Und hier kommt die Taktik ins Spiel. Im Gegensatz zu anderen Spielen in diesem Genre, wie Fortnite, werden sie, wenn Sie sich in der Nähe eines anderen Spielers befinden, zusammen mit den Bienenstöcken auf Ihrer Minikarte angezeigt. Sie müssen sich also noch mehr über alles bewusst sein, was um Sie herum ist. Es ist eine konstante Balance des PvE-Bewusstseins, bei der Sie die Infizierten bekämpfen – oder ablenken – und sicherstellen, dass kein anderer Spieler Ihre Blutproben klaut, während Sie im Kampf sind. Und das ist allesauchDies soll sicherstellen, dass Sie nicht vollständig von Infizierten oder PvP-Angriffen getötet werden.

Wenn Sie es schaffen, jemanden niederzuschlagen, können Sie alle Proben, die er gesammelt hat, durchwischen und so in Richtung des begehrten Levels fünf und hoffentlich des Hubschraubers schieben. Jedes Mal, wenn du aufsteigst, erhöhst du deine Gesundheit und Kraft, was bedeutet, dass du diese Nahkampfwaffe ein bisschen mehr schwingen kannst, ohne ermüdend zu werden. Und wenn es darum geht, etwas in Bad Blood abzuwehren, vertrauen Sie mir, jeder Schlag zählt.

Dying Light Bad Blood ist kein Battle Royale, sondern ein brutaler Royale, der Teil PUBG, Teil Left 4 Dead ist

Und damit meine ich nicht nur den neuesten Schlag Ihrer Nahkampfwaffe, denn im Kern handelt es sich immer noch um ein Dying Light-Spiel mit all den Parkour-Bewegungen, für die die Serie bekannt und beliebt ist. In der Lage zu sein, es zusammen mit dem Nahkampf und seinen Ausdauersorgen zu meistern, wird den Unterschied in einem Match ausmachen. Je langsamer Sie sind, desto mehr werden Sie ein Ziel für die Infizierten und die anderen 11 Spieler sein.

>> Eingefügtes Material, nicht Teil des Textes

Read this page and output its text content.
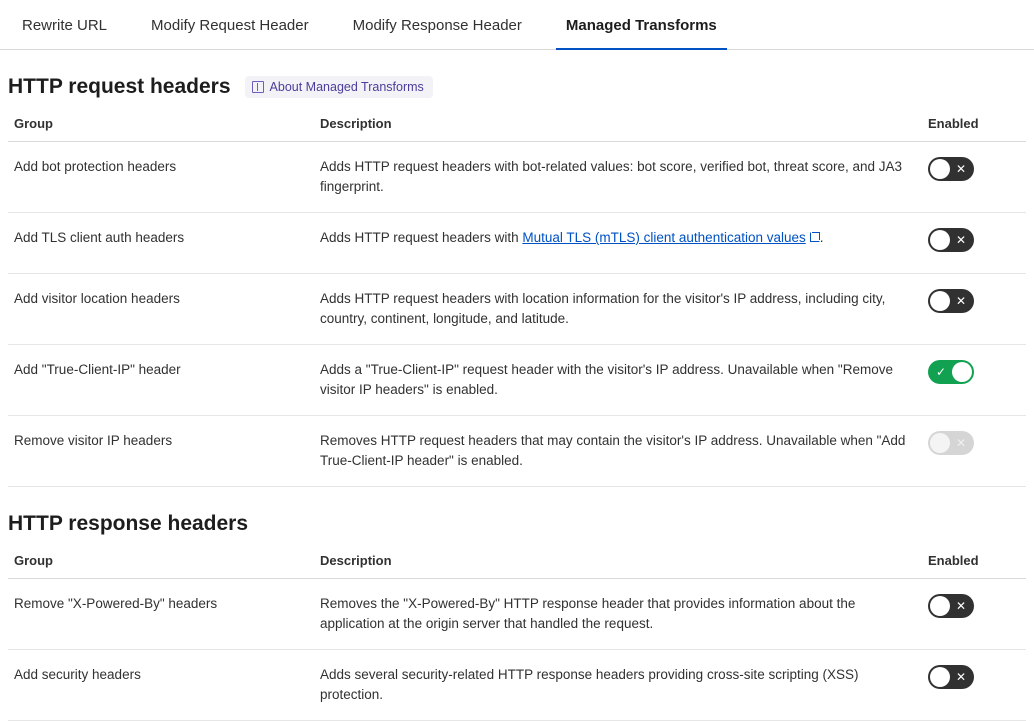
Rewrite URL	Modify Request Header	Modify Response Header	Managed Transforms
HTTP request headers	About Managed Transforms
Group	Description	Enabled
Add bot protection headers	Adds HTTP request headers with bot-related values: bot score, verified bot, threat score, and JA3 fingerprint.	✕

Add TLS client auth headers	Adds HTTP request headers with Mutual TLS (mTLS) client authentication values .	✕

Add visitor location headers	Adds HTTP request headers with location information for the visitor's IP address, including city, country, continent, longitude, and latitude.	✕

Add "True-Client-IP" header	Adds a "True-Client-IP" request header with the visitor's IP address. Unavailable when "Remove visitor IP headers" is enabled.	✓

Remove visitor IP headers	Removes HTTP request headers that may contain the visitor's IP address. Unavailable when "Add True-Client-IP header" is enabled.	✕
HTTP response headers
Group	Description	Enabled
Remove "X-Powered-By" headers	Removes the "X-Powered-By" HTTP response header that provides information about the application at the origin server that handled the request.	✕

Add security headers	Adds several security-related HTTP response headers providing cross-site scripting (XSS) protection.	✕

Es sind die Taktiken, die Dying Light: Bad Blood ausmachen – oder die potenziellen Taktiken überhaupt -, die mich so anders fühlen lassen als jedes Battle Royale-Spiel, das ich gespielt habe. Es gibt definitiv Elemente von SOS, die derzeit in Early Access on Steam verfügbar sind, aber nichts bietet eine so nahtlose Mischung aus PvP und PvE wie Bad Blood. Es hilft auch, dass die Karte für Battle Royale-Verhältnisse unglaublich klein ist, aber voller Gebäude und anderer städtischer Elemente. Das bedeutet natürlich, dass es hier viel Vertikalität gibt, unabhängig davon, dass Sie es nicht selbst bauen. Dies ist ein rasantes, zuckendes Spiel, bei dem Sie von allen Seiten bedroht werden können. Sie müssen nur sicherstellen, dass Sie bereit sind, der einzige zu sein, der noch übrig ist, wenn dieser Hubschrauber landet, oder zumindest der erste, der auf diesen Sitz springt.

Dying Light: Bad Blood wird im September über das Gründerpaket Steam Early Access anbieten, wird aber irgendwann ein kostenloses PC-Modell und Xbox One einführen.